The board ruled that Cruz “is a natural born citizen by virtue of being born in Canada to his mother who was a U.S. citizen at the time of his birth as the candidate did not have to take any steps or go through a naturalization process at some point after his birth,” according to the board’s meeting minutes.

In response to the complaints filed to the board of elections, Cruz filed a motion to dismiss, according to the board’s meeting minutes. He argued that it was not within the election board’s scope to determine whether a candidate is eligible to run for president. The Illinois Board of Elections dismissed his motion, writing in the meeting minutes that determining Cruz’s eligibility is within the board’s “scope of inquiry.”

Cruz’s lawyers also filed a brief laying out the legal precedent for Cruz’s presidential eligibility. The Texas senator’s lawyers acknowledge that the Constitution doesn’t define the term, but argue in the brief that “every judicial decision and virtually every constitutional authority agree that a ‘natural born citizen’ is anyone who was a citizen at the moment they were ‘born’—as opposed to becoming a citizen through the naturalization process at some point after their birth.”
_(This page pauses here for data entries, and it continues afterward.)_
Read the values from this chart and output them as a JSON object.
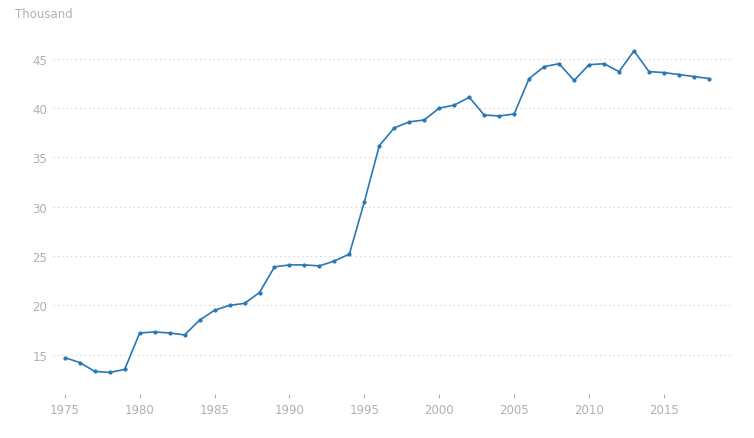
{
  "years": [
    1975,
    1976,
    1977,
    1978,
    1979,
    1980,
    1981,
    1982,
    1983,
    1984,
    1985,
    1986,
    1987,
    1988,
    1989,
    1990,
    1991,
    1992,
    1993,
    1994,
    1995,
    1996,
    1997,
    1998,
    1999,
    2000,
    2001,
    2002,
    2003,
    2004,
    2005,
    2006,
    2007,
    2008,
    2009,
    2010,
    2011,
    2012,
    2013,
    2014,
    2015,
    2016,
    2017,
    2018
  ],
  "values": [
    14.7,
    14.2,
    13.3,
    13.2,
    13.5,
    17.2,
    17.3,
    17.2,
    17.0,
    18.5,
    19.5,
    20.0,
    20.2,
    21.3,
    23.9,
    24.1,
    24.1,
    24.0,
    24.5,
    25.2,
    30.5,
    36.2,
    38.0,
    38.6,
    38.8,
    40.0,
    40.3,
    41.1,
    39.3,
    39.2,
    39.4,
    43.0,
    44.2,
    44.5,
    42.8,
    44.4,
    44.5,
    43.7,
    45.8,
    43.7,
    43.6,
    43.4,
    43.2,
    43.0
  ],
  "line_color": "#2878b5",
  "marker": ".",
  "markersize": 4,
  "linewidth": 1.2,
  "background_color": "#ffffff",
  "grid_color": "#c8c8c8",
  "ylabel": "Thousand",
  "ylim": [
    11,
    47.5
  ],
  "yticks": [
    15,
    20,
    25,
    30,
    35,
    40,
    45
  ],
  "xlim": [
    1974.2,
    2019.5
  ],
  "xticks": [
    1975,
    1980,
    1985,
    1990,
    1995,
    2000,
    2005,
    2010,
    2015
  ],
  "tick_color": "#b0b0b0",
  "label_color": "#b0b0b0",
  "ylabel_fontsize": 8.5,
  "tick_fontsize": 8.5
}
The brief cites British law and constitutional scholars, and it also notes that both Sen. John McCain (R-AZ), who was born on an American base in Panama, and former Michigan Gov. George Romney, who was born in Mexico to American parents, were able to run for president.

Lawrence Joyce and William Graham both filed objections to Cruz’s eligibility with the Illinois Board of elections.

Joyce told the Huffington Post that he will not appeal the board’s decision because he lacks the resources to do so.

Two lawsuits — in Texas and Utah — challenging Cruz’s eligibility have also been filed recently.

The Excess of Democracy blog, which highlighted the Illinois Board of Elections’ ruling on Monday, has noted that the Ballot Law Commission in New Hampshire has also allowed Cruz to appear on the primary ballot despite a challenge to Cruz’s eligibility.